Le Danemark est traditionnellement un pays dont les finances publiques sont solides, avec des soldes effectifs et structurels proches de l’équilibre ou en excédent, et un faible niveau d'endettement brut. La viabilité des finances publiques a été assurée grâce à un certain nombre de réformes entreprises ces dernières années (qui se sont traduites par un indicateur de viabilité national positif, estimé à 0,2 % du PIB, et par un risque «faible» pour la viabilité budgétaire, basé sur les indicateurs S0, S1 et S2 analysés par le «Debt Sustainability Monitor» de la Commission). Le ratio de la dette brute devrait baisser légèrement, passant de 39 % du PIB en 2016 à 35 % du PIB en 2020 – ce qui maintient une marge confortable par rapport à la valeur de référence de 60 % prévue par le traité.

Le Danemark a de bons antécédents sur le plan du respect du volet préventif du pacte de stabilité et de croissance. En outre, l’objectif à moyen terme de - 0,5 % du PIB retenu par le Danemark est plus ambitieux que l'objectif à moyen terme minimal requis.

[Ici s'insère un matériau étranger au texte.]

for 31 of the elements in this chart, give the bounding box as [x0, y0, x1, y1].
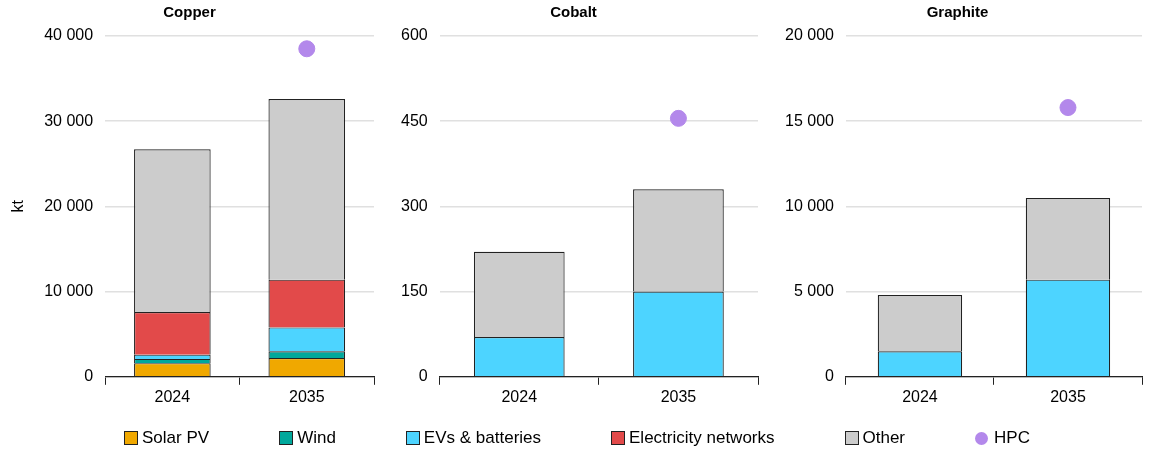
x-tick-label: 2024: [902, 387, 938, 405]
y-tick-label: 0: [418, 367, 428, 385]
y-tick-label: 0: [825, 367, 835, 385]
x-tick-label: 2035: [660, 387, 697, 405]
y-tick-label: 15 000: [785, 111, 835, 129]
legend-label: Other: [862, 428, 906, 448]
y-tick-label: 10 000: [785, 196, 835, 214]
y-tick-label: 5 000: [793, 282, 835, 300]
chart-title: Copper: [163, 3, 216, 21]
y-tick-label: 600: [400, 26, 428, 44]
y-tick-label: 20 000: [785, 26, 835, 44]
x-tick-label: 2035: [1050, 387, 1086, 405]
chart-title: Cobalt: [550, 3, 597, 21]
legend-label: Wind: [297, 428, 336, 448]
y-axis-title: kt: [9, 199, 27, 213]
legend-label: EVs & batteries: [423, 428, 542, 448]
chart-title: Graphite: [926, 3, 989, 21]
y-tick-label: 20 000: [44, 196, 94, 214]
legend-label: Solar PV: [142, 428, 210, 448]
y-tick-label: 450: [400, 111, 428, 129]
y-tick-label: 40 000: [44, 26, 94, 44]
y-tick-label: 10 000: [44, 282, 94, 300]
y-tick-label: 0: [84, 367, 94, 385]
y-tick-label: 150: [400, 282, 428, 300]
y-tick-label: 30 000: [44, 111, 94, 129]
x-tick-label: 2024: [501, 387, 538, 405]
legend-label: Electricity networks: [629, 428, 775, 448]
y-tick-label: 300: [400, 196, 428, 214]
legend-label: HPC: [994, 428, 1030, 448]
x-tick-label: 2035: [288, 387, 325, 405]
x-tick-label: 2024: [154, 387, 191, 405]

La politique budgétaire danoise est planifiée dans le cadre solide de la loi de finances danoise, des exigences de l'Union et du plan à moyen terme pour 2020, dont les exigences sont décrites dans la loi de finances. Tout écart négatif par rapport à la limite doit être entièrement corrigé dès l’année qui suit l’écart en question, quelle qu’en soit l'ampleur. L'existence de plafonds de dépenses contraignants pour tous les niveaux de l'administration favorise le respect des objectifs globaux de la politique budgétaire. Le cadre budgétaire contribue au niveau élevé de confiance dans l’économie danoise, comme en témoigne sa très bonne notation de crédit (AAA).

5.CONCLUSIONS

Le Danemark devrait accuser un déficit public de 3,3 % du PIB en 2015, soit un pourcentage supérieur à la valeur de référence prévue par le traité (3 % du PIB), mais proche de celle-ci. Le dépassement estimé de la valeur de référence par rapport au traité peut être qualifié d’exceptionnel au sens du pacte de stabilité et de croissance. Il peut en outre être jugé temporaire. En conséquence, le critère du déficit prévu par le traité peut être considéré comme rempli.

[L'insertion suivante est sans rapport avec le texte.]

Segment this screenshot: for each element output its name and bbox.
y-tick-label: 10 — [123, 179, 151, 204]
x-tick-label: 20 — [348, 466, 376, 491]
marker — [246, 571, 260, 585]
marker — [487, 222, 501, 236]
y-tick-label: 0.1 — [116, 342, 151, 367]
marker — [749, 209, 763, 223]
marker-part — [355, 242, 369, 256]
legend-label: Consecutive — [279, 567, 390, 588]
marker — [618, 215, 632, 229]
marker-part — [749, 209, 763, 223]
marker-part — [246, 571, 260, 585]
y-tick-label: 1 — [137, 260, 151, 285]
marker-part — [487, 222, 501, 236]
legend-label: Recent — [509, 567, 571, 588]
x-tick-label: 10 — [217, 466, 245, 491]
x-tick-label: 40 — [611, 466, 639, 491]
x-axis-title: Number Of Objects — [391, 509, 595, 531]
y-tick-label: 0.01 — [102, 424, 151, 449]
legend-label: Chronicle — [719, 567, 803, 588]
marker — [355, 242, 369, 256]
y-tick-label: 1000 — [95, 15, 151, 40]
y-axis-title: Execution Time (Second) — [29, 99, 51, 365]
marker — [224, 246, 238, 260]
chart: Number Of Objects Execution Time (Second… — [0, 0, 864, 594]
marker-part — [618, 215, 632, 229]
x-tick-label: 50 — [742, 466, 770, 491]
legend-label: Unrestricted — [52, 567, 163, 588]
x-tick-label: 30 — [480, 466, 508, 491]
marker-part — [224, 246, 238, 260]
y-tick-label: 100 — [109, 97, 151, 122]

Le présent rapport a également examiné les «facteurs pertinents». Dans l’ensemble, l’analyse semble indiquer que le critère du déficit, tel qu’il est défini dans le traité et dans le règlement (CE) n° 1467/97, doit être considéré comme actuellement respecté, tandis que la dette publique brute reste nettement inférieure à la valeur de référence fixée de 60 % du PIB.

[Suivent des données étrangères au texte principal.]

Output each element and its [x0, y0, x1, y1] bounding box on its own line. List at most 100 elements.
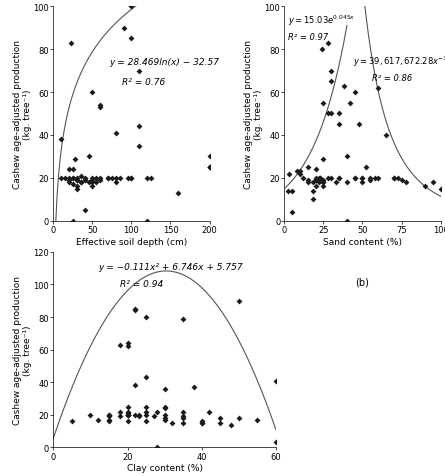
Text: y = −0.111x² + 6.746x + 5.757: y = −0.111x² + 6.746x + 5.757 [98, 262, 243, 271]
Point [362, 164, 369, 172]
Point [324, 110, 332, 118]
Point [112, 179, 119, 187]
Point [324, 40, 332, 48]
Point [390, 175, 397, 182]
Point [154, 444, 161, 451]
Point [317, 175, 324, 182]
Point [315, 175, 322, 182]
Point [61, 175, 69, 182]
Point [359, 175, 366, 182]
Point [58, 136, 65, 144]
Point [309, 188, 316, 195]
Point [336, 175, 343, 182]
Point [206, 164, 213, 172]
Point [206, 164, 213, 172]
Point [93, 175, 100, 182]
Point [154, 408, 161, 416]
Point [112, 175, 119, 182]
Point [332, 179, 340, 187]
X-axis label: Effective soil depth (cm): Effective soil depth (cm) [76, 237, 187, 246]
Point [120, 25, 127, 32]
Point [136, 68, 143, 75]
Point [312, 177, 319, 184]
Point [81, 177, 88, 184]
Point [131, 307, 138, 315]
Y-axis label: Cashew age-adjusted production
(kg. tree⁻¹): Cashew age-adjusted production (kg. tree… [13, 276, 32, 424]
Point [254, 416, 261, 424]
Point [351, 175, 358, 182]
Point [359, 175, 366, 182]
Point [398, 177, 405, 184]
Point [284, 188, 291, 195]
Point [336, 121, 343, 129]
Point [206, 164, 213, 172]
Point [206, 153, 213, 161]
Point [142, 408, 150, 416]
Point [228, 421, 235, 428]
Point [320, 177, 327, 184]
Point [124, 411, 131, 419]
Point [135, 413, 142, 420]
Point [136, 123, 143, 131]
Point [336, 175, 343, 182]
Point [131, 382, 138, 389]
Text: R² = 0.97: R² = 0.97 [287, 33, 328, 42]
Point [142, 417, 150, 425]
Point [272, 439, 279, 446]
Point [198, 419, 205, 427]
Point [375, 175, 382, 182]
X-axis label: Sand content (%): Sand content (%) [323, 237, 402, 246]
Point [94, 416, 101, 424]
Point [336, 110, 343, 118]
Point [320, 183, 327, 191]
Point [142, 411, 150, 419]
Point [180, 419, 187, 427]
Point [175, 189, 182, 197]
Point [131, 411, 138, 419]
Point [124, 408, 131, 416]
Point [65, 179, 73, 187]
Point [429, 179, 436, 187]
Point [142, 403, 150, 411]
Point [320, 179, 327, 187]
Point [69, 417, 76, 425]
Point [312, 183, 319, 191]
Point [180, 414, 187, 422]
Point [124, 403, 131, 411]
Point [77, 179, 84, 187]
Point [147, 175, 154, 182]
Point [161, 403, 168, 411]
Point [206, 408, 213, 416]
Point [69, 166, 77, 174]
Text: (a): (a) [125, 277, 138, 287]
Text: y = 28.469ln(x) − 32.57: y = 28.469ln(x) − 32.57 [109, 58, 219, 67]
Point [328, 175, 335, 182]
Point [105, 417, 113, 425]
Point [72, 155, 79, 163]
Point [344, 153, 351, 161]
Point [324, 175, 332, 182]
Point [372, 175, 379, 182]
Point [437, 185, 444, 193]
Point [128, 36, 135, 43]
Point [135, 411, 142, 419]
Text: R² = 0.94: R² = 0.94 [120, 279, 163, 288]
Point [235, 414, 243, 422]
Point [161, 405, 168, 412]
Point [340, 83, 348, 90]
Point [89, 175, 96, 182]
Point [81, 207, 88, 214]
Point [351, 89, 358, 97]
Point [124, 175, 131, 182]
Text: R² = 0.76: R² = 0.76 [122, 78, 166, 87]
Point [286, 170, 293, 178]
Point [161, 385, 168, 393]
Text: $y = 39,617,672.28x^{-3.27}$: $y = 39,617,672.28x^{-3.27}$ [353, 54, 445, 69]
Point [109, 175, 116, 182]
Point [105, 411, 113, 419]
Point [161, 411, 168, 419]
Point [97, 177, 104, 184]
Point [312, 177, 319, 184]
Point [69, 181, 77, 188]
Point [328, 110, 335, 118]
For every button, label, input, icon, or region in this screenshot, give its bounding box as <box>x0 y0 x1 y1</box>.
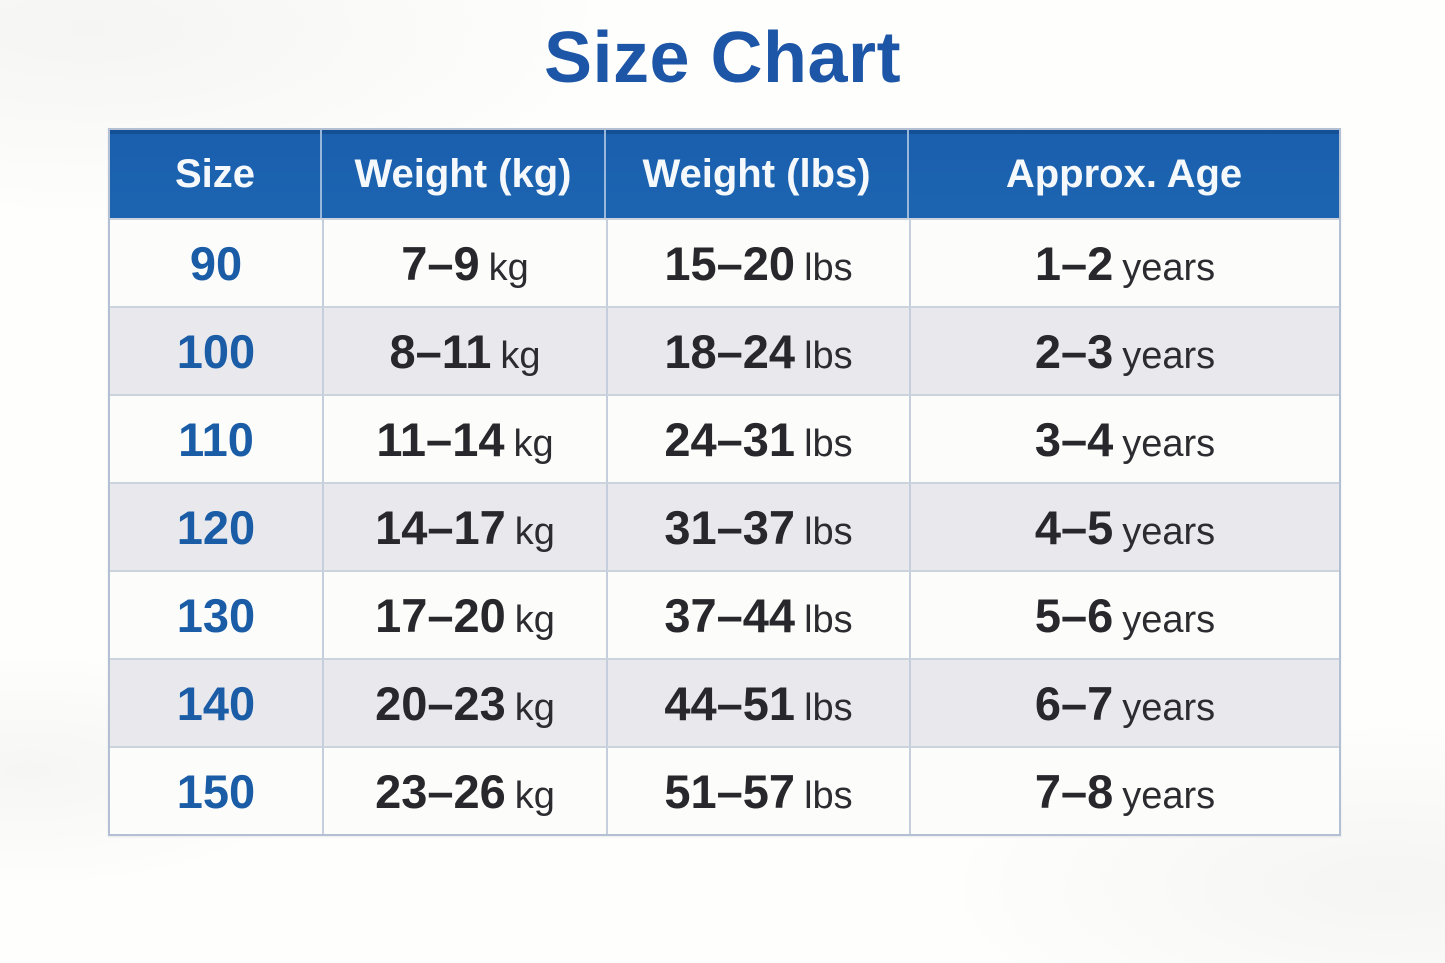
header-weight-kg: Weight (kg) <box>322 130 606 218</box>
weight-lbs-cell: 15–20 lbs <box>606 218 909 306</box>
table-row: 110 11–14 kg 24–31 lbs 3–4 years <box>110 394 1339 482</box>
weight-kg-unit: kg <box>500 334 541 377</box>
weight-kg-unit: kg <box>488 246 529 289</box>
age-cell: 3–4 years <box>909 394 1339 482</box>
weight-kg-unit: kg <box>514 510 555 553</box>
weight-kg-value: 7–9 <box>401 236 480 290</box>
header-size: Size <box>110 130 322 218</box>
weight-kg-value: 23–26 <box>375 764 506 818</box>
age-value: 5–6 <box>1034 588 1114 642</box>
size-value: 140 <box>110 658 322 746</box>
weight-lbs-unit: lbs <box>804 422 853 465</box>
weight-lbs-value: 44–51 <box>664 676 796 730</box>
age-unit: years <box>1122 598 1216 641</box>
weight-lbs-unit: lbs <box>804 686 853 729</box>
weight-kg-cell: 17–20 kg <box>322 570 606 658</box>
weight-lbs-value: 51–57 <box>664 764 796 818</box>
age-value: 2–3 <box>1034 324 1114 378</box>
age-unit: years <box>1122 686 1216 729</box>
header-approx-age: Approx. Age <box>909 130 1339 218</box>
weight-lbs-value: 15–20 <box>664 236 796 290</box>
weight-kg-value: 11–14 <box>376 412 505 466</box>
weight-lbs-unit: lbs <box>804 510 853 553</box>
age-unit: years <box>1122 334 1216 377</box>
weight-lbs-value: 31–37 <box>664 500 796 554</box>
age-cell: 7–8 years <box>909 746 1339 834</box>
age-cell: 6–7 years <box>909 658 1339 746</box>
weight-lbs-cell: 24–31 lbs <box>606 394 909 482</box>
weight-kg-cell: 23–26 kg <box>322 746 606 834</box>
weight-lbs-cell: 51–57 lbs <box>606 746 909 834</box>
table-row: 130 17–20 kg 37–44 lbs 5–6 years <box>110 570 1339 658</box>
table-row: 90 7–9 kg 15–20 lbs 1–2 years <box>110 218 1339 306</box>
size-value: 110 <box>110 394 322 482</box>
size-value: 130 <box>110 570 322 658</box>
size-value: 100 <box>110 306 322 394</box>
size-chart-table: Size Weight (kg) Weight (lbs) Approx. Ag… <box>108 128 1341 836</box>
weight-kg-unit: kg <box>513 422 554 465</box>
size-value: 90 <box>110 218 322 306</box>
age-value: 3–4 <box>1034 412 1114 466</box>
age-value: 4–5 <box>1034 500 1114 554</box>
age-unit: years <box>1122 422 1216 465</box>
age-value: 7–8 <box>1034 764 1114 818</box>
weight-kg-unit: kg <box>514 686 555 729</box>
size-value: 120 <box>110 482 322 570</box>
table-row: 140 20–23 kg 44–51 lbs 6–7 years <box>110 658 1339 746</box>
weight-kg-value: 17–20 <box>375 588 506 642</box>
age-cell: 5–6 years <box>909 570 1339 658</box>
table-header: Size Weight (kg) Weight (lbs) Approx. Ag… <box>110 130 1339 218</box>
weight-lbs-unit: lbs <box>804 246 853 289</box>
weight-kg-cell: 20–23 kg <box>322 658 606 746</box>
weight-lbs-cell: 44–51 lbs <box>606 658 909 746</box>
weight-lbs-cell: 31–37 lbs <box>606 482 909 570</box>
weight-kg-cell: 14–17 kg <box>322 482 606 570</box>
weight-kg-unit: kg <box>514 598 555 641</box>
page-title: Size Chart <box>543 18 902 98</box>
table-row: 120 14–17 kg 31–37 lbs 4–5 years <box>110 482 1339 570</box>
age-cell: 4–5 years <box>909 482 1339 570</box>
weight-lbs-cell: 18–24 lbs <box>606 306 909 394</box>
table-row: 100 8–11 kg 18–24 lbs 2–3 years <box>110 306 1339 394</box>
weight-kg-value: 20–23 <box>375 676 506 730</box>
age-unit: years <box>1122 774 1216 817</box>
weight-lbs-value: 24–31 <box>664 412 796 466</box>
weight-kg-cell: 7–9 kg <box>322 218 606 306</box>
age-cell: 2–3 years <box>909 306 1339 394</box>
age-cell: 1–2 years <box>909 218 1339 306</box>
size-value: 150 <box>110 746 322 834</box>
weight-kg-value: 8–11 <box>389 324 492 378</box>
table-row: 150 23–26 kg 51–57 lbs 7–8 years <box>110 746 1339 834</box>
weight-lbs-unit: lbs <box>804 598 853 641</box>
weight-kg-unit: kg <box>514 774 555 817</box>
weight-lbs-unit: lbs <box>804 774 853 817</box>
header-row: Size Weight (kg) Weight (lbs) Approx. Ag… <box>110 130 1339 218</box>
age-unit: years <box>1122 246 1216 289</box>
weight-kg-value: 14–17 <box>375 500 506 554</box>
weight-lbs-unit: lbs <box>804 334 853 377</box>
weight-kg-cell: 8–11 kg <box>322 306 606 394</box>
weight-lbs-value: 18–24 <box>664 324 796 378</box>
age-value: 6–7 <box>1034 676 1114 730</box>
weight-lbs-value: 37–44 <box>664 588 796 642</box>
weight-kg-cell: 11–14 kg <box>322 394 606 482</box>
header-weight-lbs: Weight (lbs) <box>606 130 909 218</box>
age-unit: years <box>1122 510 1216 553</box>
age-value: 1–2 <box>1034 236 1114 290</box>
weight-lbs-cell: 37–44 lbs <box>606 570 909 658</box>
table-body: 90 7–9 kg 15–20 lbs 1–2 years 100 8–11 kg 18… <box>110 218 1339 834</box>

(1) JO L 209 du 2.8.1997, p. 6. Le rapport tient compte également des «Spécifications relatives à la mise en œuvre du pacte de stabilité et de croissance et des lignes directrices concernant le contenu et la présentation des programmes de stabilité et de convergence», approuvées par le Conseil Ecofin le 3 septembre 2012, disponibles à l’adresse:
http://ec.europa.eu/economy_finance/economic_governance/sgp/legal_texts/index_en.htm .
(2) Conformément au règlement (CE) nº 479/2009 du Conseil, les États membres doivent notifier à la Commission, deux fois par an, leur déficit public et leur dette publique prévus et effectifs. Les données les plus récentes communiquées par le Danemark sont disponibles sur:
http://epp.eurostat.ec.europa.eu/portal/page/portal/government_finance_statistics/excessive_deficit/edp_notification_tables .
(3) Communiqué de presse Eurostat nº 186/2015 du 21 octobre 2015.
(4) Voir la communication de la Commission COM(2015) 85.